The invention relates to a composite hard metal body, consisting of phases of hard material, such as tungsten carbide and/or carbides, or nitrides of elements of the Group IVb or Group Vb of the classification of elements, of reinforcing materials and of a binder metal phase such as cobalt and/or iron and/or nickel, and to a process for producing the composite hard metal body by methods of powder metallurgy.

BACKGROUND OF THE INVENTION

Monocrystal materials known in the art have outstanding mechanical characteristics, such as tensile and shearing strength.

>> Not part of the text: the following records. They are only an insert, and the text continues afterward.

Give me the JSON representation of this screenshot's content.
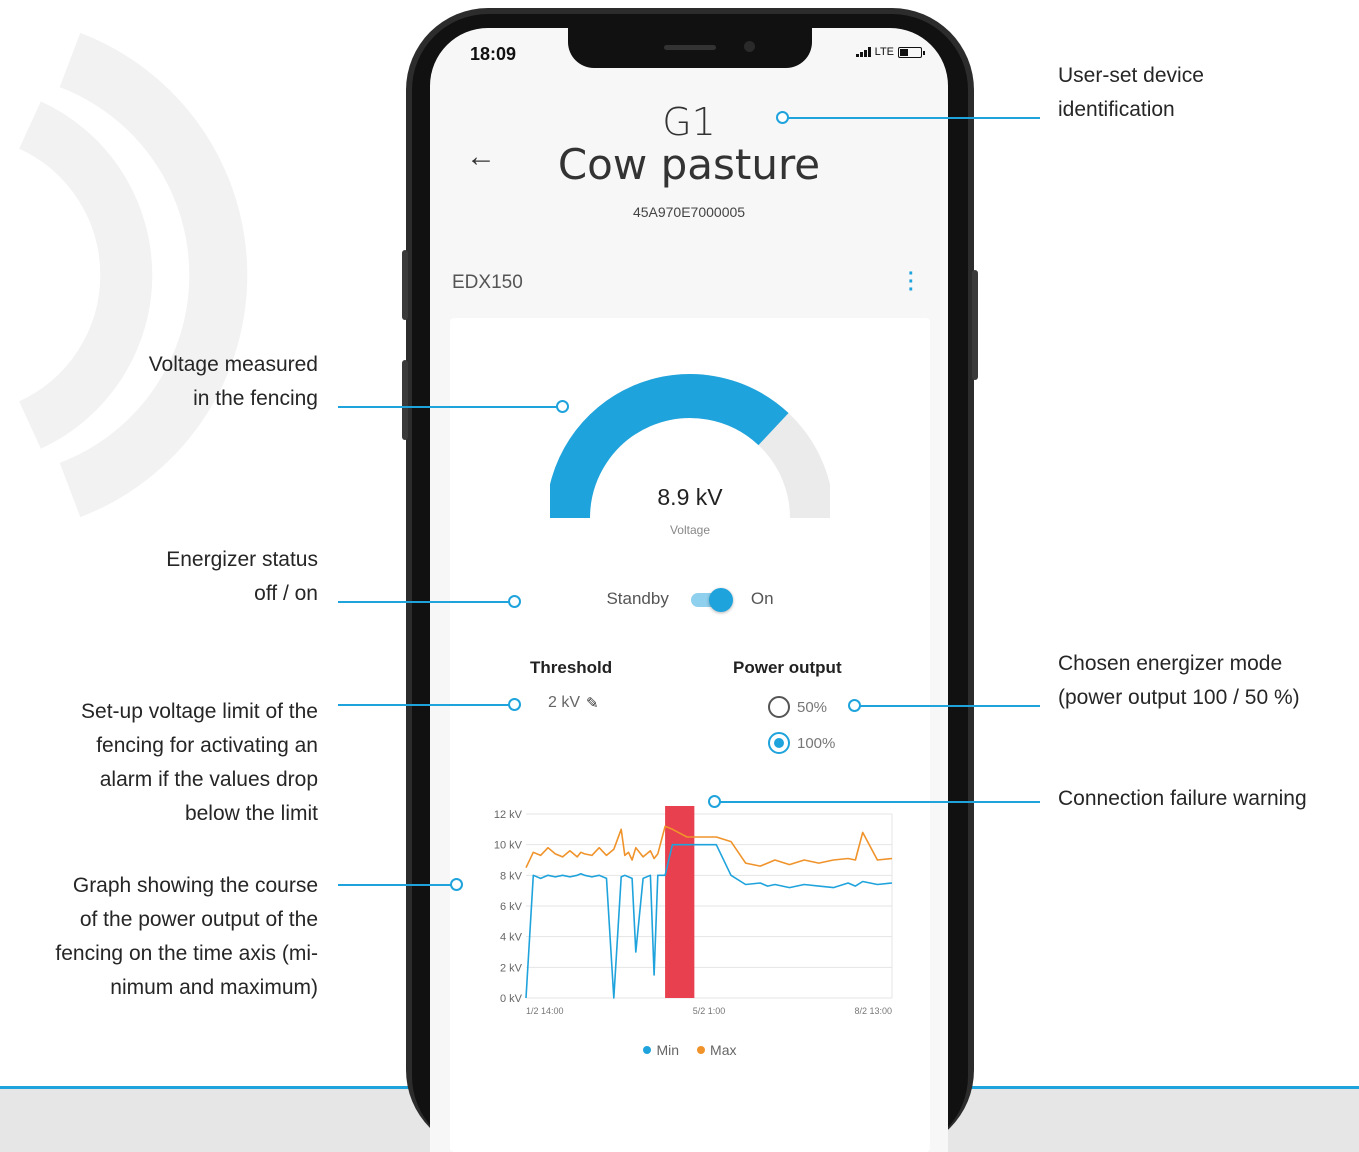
{
  "annotations": {
    "device_id": "User-set device\nidentification",
    "voltage": "Voltage measured\nin the fencing",
    "status": "Energizer status\noff / on",
    "threshold": "Set-up voltage limit of the\nfencing for activating an\nalarm if the values drop\nbelow the limit",
    "graph": "Graph showing the course\nof the power output of the\nfencing on the time axis (mi-\nnimum and maximum)",
    "mode": "Chosen energizer mode\n(power output 100 / 50 %)",
    "failure": "Connection failure warning"
  },
  "status_bar": {
    "time": "18:09",
    "network": "LTE"
  },
  "header": {
    "back_icon": "arrow-left-icon",
    "device_id": "G1",
    "device_name": "Cow pasture",
    "serial": "45A970E7000005"
  },
  "device": {
    "model": "EDX150",
    "menu_icon": "more-vertical-icon"
  },
  "gauge": {
    "value": "8.9 kV",
    "label": "Voltage",
    "fraction": 0.74
  },
  "energizer": {
    "off_label": "Standby",
    "on_label": "On",
    "state": "on"
  },
  "threshold": {
    "title": "Threshold",
    "value": "2 kV",
    "icon": "pencil-icon"
  },
  "power_output": {
    "title": "Power output",
    "options": [
      "50%",
      "100%"
    ],
    "selected": "100%"
  },
  "colors": {
    "accent": "#1fa3dc",
    "max": "#f0932b",
    "warning": "#e8404f",
    "gauge_track": "#ebebeb"
  },
  "chart_data": {
    "type": "line",
    "y_ticks": [
      "12 kV",
      "10 kV",
      "8 kV",
      "6 kV",
      "4 kV",
      "2 kV",
      "0 kV"
    ],
    "ylim": [
      0,
      12
    ],
    "x_ticks": [
      "1/2 14:00",
      "5/2 1:00",
      "8/2 13:00"
    ],
    "x": [
      0,
      2,
      4,
      6,
      8,
      10,
      12,
      14,
      15,
      16,
      18,
      20,
      22,
      24,
      26,
      27,
      28,
      29,
      30,
      32,
      34,
      35,
      36,
      38,
      40,
      44,
      48,
      52,
      56,
      60,
      64,
      66,
      68,
      72,
      76,
      80,
      84,
      88,
      90,
      92,
      96,
      100
    ],
    "series": [
      {
        "name": "Min",
        "values": [
          0,
          8,
          7.8,
          8,
          7.9,
          8,
          7.9,
          8,
          8.1,
          8,
          7.9,
          8,
          7.8,
          0,
          7.9,
          8,
          7.9,
          7.8,
          3,
          7.8,
          8,
          1.5,
          8,
          8,
          10,
          10,
          10,
          10,
          8,
          7.4,
          7.5,
          7.3,
          7.4,
          7.2,
          7.4,
          7.3,
          7.2,
          7.5,
          7.3,
          7.6,
          7.4,
          7.5
        ]
      },
      {
        "name": "Max",
        "values": [
          8.5,
          9.5,
          9.3,
          9.8,
          9.4,
          9.2,
          9.6,
          9.2,
          9.5,
          9.4,
          9.3,
          9.8,
          9.3,
          9.7,
          11,
          9.3,
          9.5,
          9.0,
          9.8,
          9.2,
          9.6,
          9.1,
          9.4,
          11.2,
          11,
          10.5,
          10.5,
          10.5,
          10.2,
          8.8,
          8.6,
          8.8,
          9.0,
          8.7,
          9.0,
          8.8,
          9.0,
          9.1,
          9.0,
          10.8,
          9.0,
          9.1
        ]
      }
    ],
    "outage": {
      "from": 38,
      "to": 46,
      "label": ""
    },
    "legend": [
      "Min",
      "Max"
    ]
  }
}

Austrian Patent 259 242 describes a sintered hard metal consisting of hard materials and binders, containing hard materials in the form of needle-shaped monocrystals in an amounts of at least 0.1%, preferably 0.5 to 1.5% of the entire content of hard materials. In order to produce these sintered hard metals, WC in the form of needle-shaped monocrystals is added to the hard-material component prior to grinding. After the addition of a binder from the iron group, the hard metal mixture is pressed and sintered with the formation of a liquid phase. However, it is disadvantageous that the monocrystalline WC dissolves to a great extent in the binder phase (compare German publication "Metall", July 1974, Part 7). The hard-metal monocrystals are not able to achieve a noticeable improvement of wear resistance, especially because the maximum amount of hard-metal monocrystals to be added is set by the proportion of grains of hard material (grains with a mean diameter of less than 2 .mu.m) to be replaced.

OBJECTS OF THE INVENTION

It is an object of the present invention to provide a composite hard metal body having improved toughness, improved hardness even under a high thermal load and a lower susceptibility to fracture.

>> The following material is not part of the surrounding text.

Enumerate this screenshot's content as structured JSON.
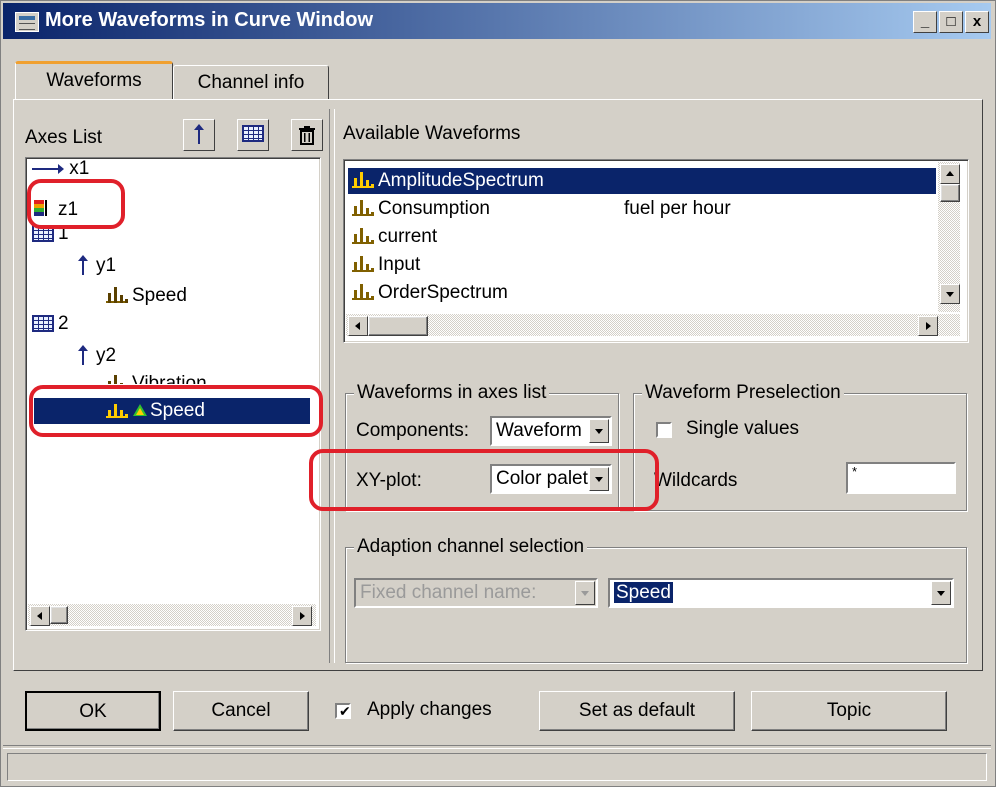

Furthermore, it is an object of the present invention to provide an improved process for the production of such a composite hard metal body.

SUMMARY OF THE INVENTION

These objects are attained periodic with a composite hard metal body having a composition consisting of phases of hard material, such as tungsten carbide and/or carbides or nitrides of the elements of Groups IVb or Vb of the classification of elements, of reinforcing materials and of a binder metal phase such as cobalt and/or iron and/or nickel. The body includes either a monocrystalline platelet-shaped reinforcing material made of borides and/or carbides and/or nitrides and/or carbonitrides of the elements of Group IVb (Ti, Zr, Hf), Vb (V, Nb, Ta) or VIb (Cr, Mo, W) or mixtures thereof and/or of SiC, Si.sub.3 N.sub.4, Si.sub.2 N.sub.2 O, Al.sub.2 O.sub.3, ZrO.sub.2, AlN and/or BN and/or monocrystalline needle-shaped reinforcing material made of SiC, Si.sub.3 N.sub.4, Si.sub.2 N.sub.2 O, Al.sub.2 O.sub.3, ZrO.sub.2, AlN, and/or BN.

The proportion of the reinforcing materials is between 2 to 40% by volume, preferably 10 to 20% by volume.

Another object of the present invention is to provide a process for the production of such a composite hard metal body. The composite body according to the invention can thus have two kinds of reinforcement materials, monocrystalline platelet-shaped materials known as platelets and monocrystalline needle-shaped materials i.e. whiskers, sometimes also filaments. The platelets include borides, carbides, nitrides and/or carbonitrides of elements of the Groups IVb to VIb, SiC, Si.sub.3 N.sub.4, Si.sub.2 N.sub.2 O, Al.sub.2 O.sub.3, ZrO.sub.2, AlN and/or BN or mixtures of the aforementioned platelets.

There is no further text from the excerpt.